Я на запретку? Если захочу;

Чтоб вы пропали, сгинули, исчезли,

Тебе услуга будет по плечу?

Решайся, ну! Тебе ведь тоже тошно

В мордовской, Богом проклятой дыре.

Ведь ты получишь отпуск — это точно,

Домой поедешь, к матери, сестре…

И ты не вспомнишь, как я вверх ногами

На проволоке нотою повис.

Ю. Даниэль. Часовой. 1966 год


Это случилось в воскресенье, 4 октября 1964 года. Мы пришли с разгрузки-погрузки в пятом часу утра и легли спать. Часов в восемь я встал — здорово хотелось есть. Хотел было разбудить Валерку, но он спал так сладко, что я его пожалел: лучше недоесть, чем недоспать. Отрезал ложкой от своего пайка кусочек хлеба и пошел в столовую.

Утро было ясное, солнечное, все радовались, что к обеду будет тепло. Для зэка теплая погода — подарок судьбы. Я шел в столовую в очень хорошем настроении. Столовая по воскресеньям утром открыта до девяти, но почти все успевают позавтракать гораздо раньше. Очереди уже не было, только на скамейках сидели несколько десятков зэков, ожидавших конца завтрака, — может, у повара останется несколько мисок баланды и он даст прибавку.

По-видимому, сегодняшний завтрак фигурировал в меню как «суп-лапша» — в миске плавало несколько несчастных лапшинок. Ложке тут делать было нечего, я спрятал ее в карман и в несколько глотков опорожнил миску с «супом-лапшой» через край. Осталось только проверить, не пристала ли к стенке какая-нибудь лапшинка. Вдруг раздался одинокий выстрел.

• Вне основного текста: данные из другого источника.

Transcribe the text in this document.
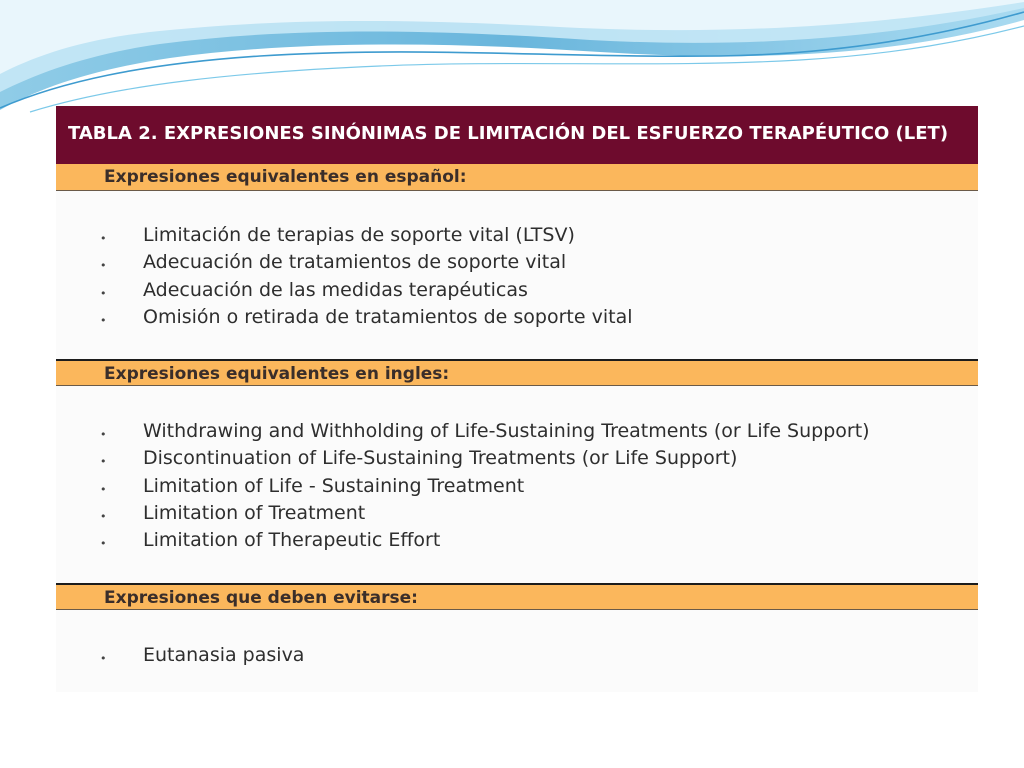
TABLA 2. EXPRESIONES SINÓNIMAS DE LIMITACIÓN DEL ESFUERZO TERAPÉUTICO (LET)
Expresiones equivalentes en español:
• Limitación de terapias de soporte vital (LTSV)
• Adecuación de tratamientos de soporte vital
• Adecuación de las medidas terapéuticas
• Omisión o retirada de tratamientos de soporte vital
Expresiones equivalentes en ingles:
• Withdrawing and Withholding of Life-Sustaining Treatments (or Life Support)
• Discontinuation of Life-Sustaining Treatments (or Life Support)
• Limitation of Life - Sustaining Treatment
• Limitation of Treatment
• Limitation of Therapeutic Effort
Expresiones que deben evitarse:
• Eutanasia pasiva
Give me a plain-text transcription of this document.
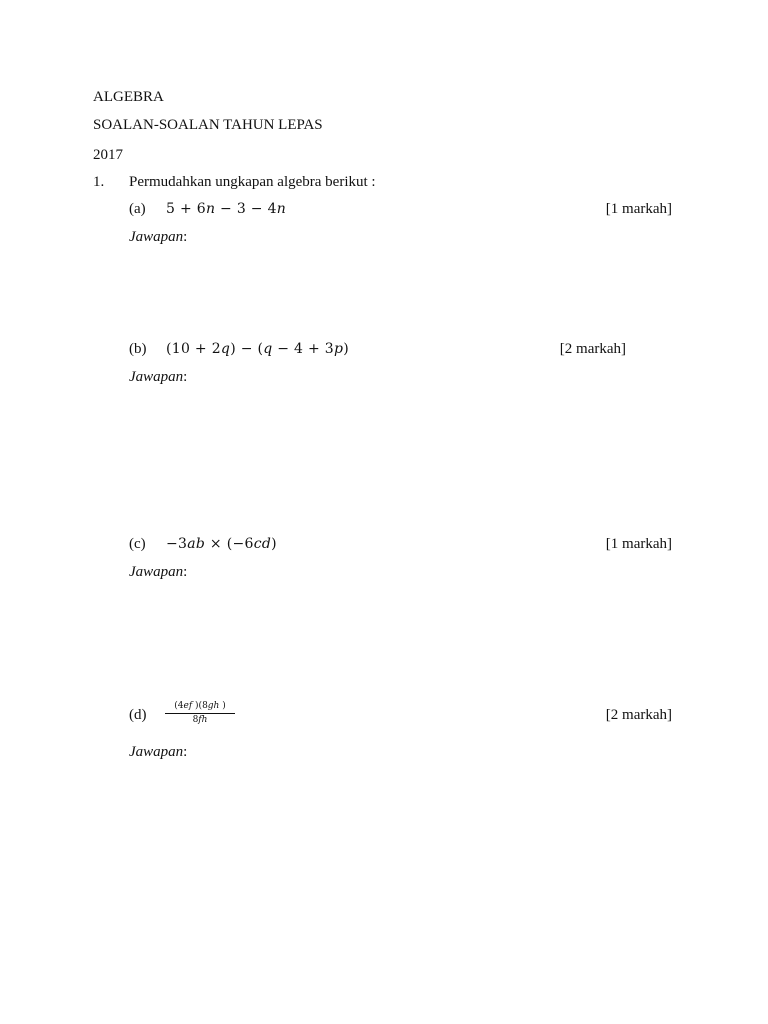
ALGEBRA
SOALAN-SOALAN TAHUN LEPAS
2017
1. Permudahkan ungkapan algebra berikut :
(a) 5 + 6n − 3 − 4n	[1 markah]
Jawapan:
(b) (10 + 2q) − (q − 4 + 3p)	[2 markah]
Jawapan:
(c) −3ab × (−6cd)	[1 markah]
Jawapan:
$(d) \frac{(4ef )(8gh )}{8fh}$	[2 markah]
Jawapan:
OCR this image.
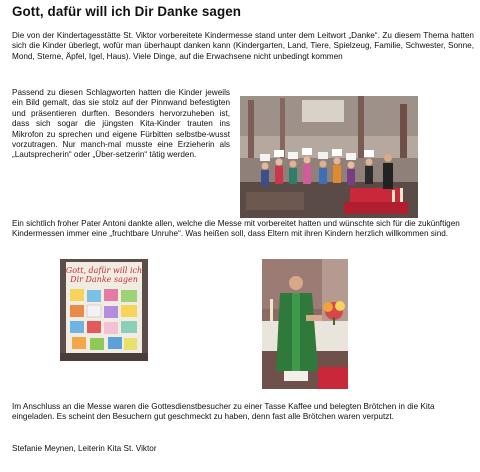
Gott, dafür will ich Dir Danke sagen

Die von der Kindertagesstätte St. Viktor vorbereitete Kindermesse stand unter dem Leitwort „Danke“. Zu diesem Thema hatten sich die Kinder überlegt, wofür man überhaupt danken kann (Kindergarten, Land, Tiere, Spielzeug, Familie, Schwester, Sonne, Mond, Sterne, Äpfel, Igel, Haus). Viele Dinge, auf die Erwachsene nicht unbedingt kommen

Passend zu diesen Schlagworten hatten die Kinder jeweils ein Bild gemalt, das sie stolz auf der Pinnwand befestigten und präsentieren durften. Besonders hervorzuheben ist, dass sich sogar die jüngsten Kita-Kinder trauten ins Mikrofon zu sprechen und eigene Fürbitten selbstbe-wusst vorzutragen. Nur manch-mal musste eine Erzieherin als „Lautsprecherin“ oder „Über-setzerin“ tätig werden.

Ein sichtlich froher Pater Antoni dankte allen, welche die Messe mit vorbereitet hatten und wünschte sich für die zukünftigen Kindermessen immer eine „fruchtbare Unruhe“. Was heißen soll, dass Eltern mit ihren Kindern herzlich willkommen sind.

Gott, dafür will ich
Dir Danke sagen

Im Anschluss an die Messe waren die Gottesdienstbesucher zu einer Tasse Kaffee und belegten Brötchen in die Kita eingeladen. Es scheint den Besuchern gut geschmeckt zu haben, denn fast alle Brötchen waren verputzt.

Stefanie Meynen, Leiterin Kita St. Viktor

Все подняли головы и замерли. Никто не смел звякнуть миской. Погодя минуту кто-то негромко сказал:

— С угловой, возле пекарни.

Слушаем, ждем. Должны последовать еще два выстрела. Минута долгая, а выстрелов нет. Что бы это могло значить? Стрелял автоматчик с вышки — стало быть, какой-то зэк полез на запретку, чтобы покончить с собой. В этом случае часовой должен дать два предупредительных выстрела вверх, а третий — в «беглеца». Но обычно бывает наоборот: первый выстрел дают по живой мишени, а потом два в воздух. Не один ли черт, зэку все равно погибать, чего тут долго чикаться? Пульнешь в небо, а он еще раздумает кончать с собой, и тогда прощай, благодарность, прощай, дополнительный отпуск и поездка домой! Короче, никто из нас не знал случая, чтобы часовой стрелял в порядке, указанном в инструкции; главное — израсходовать три патрона.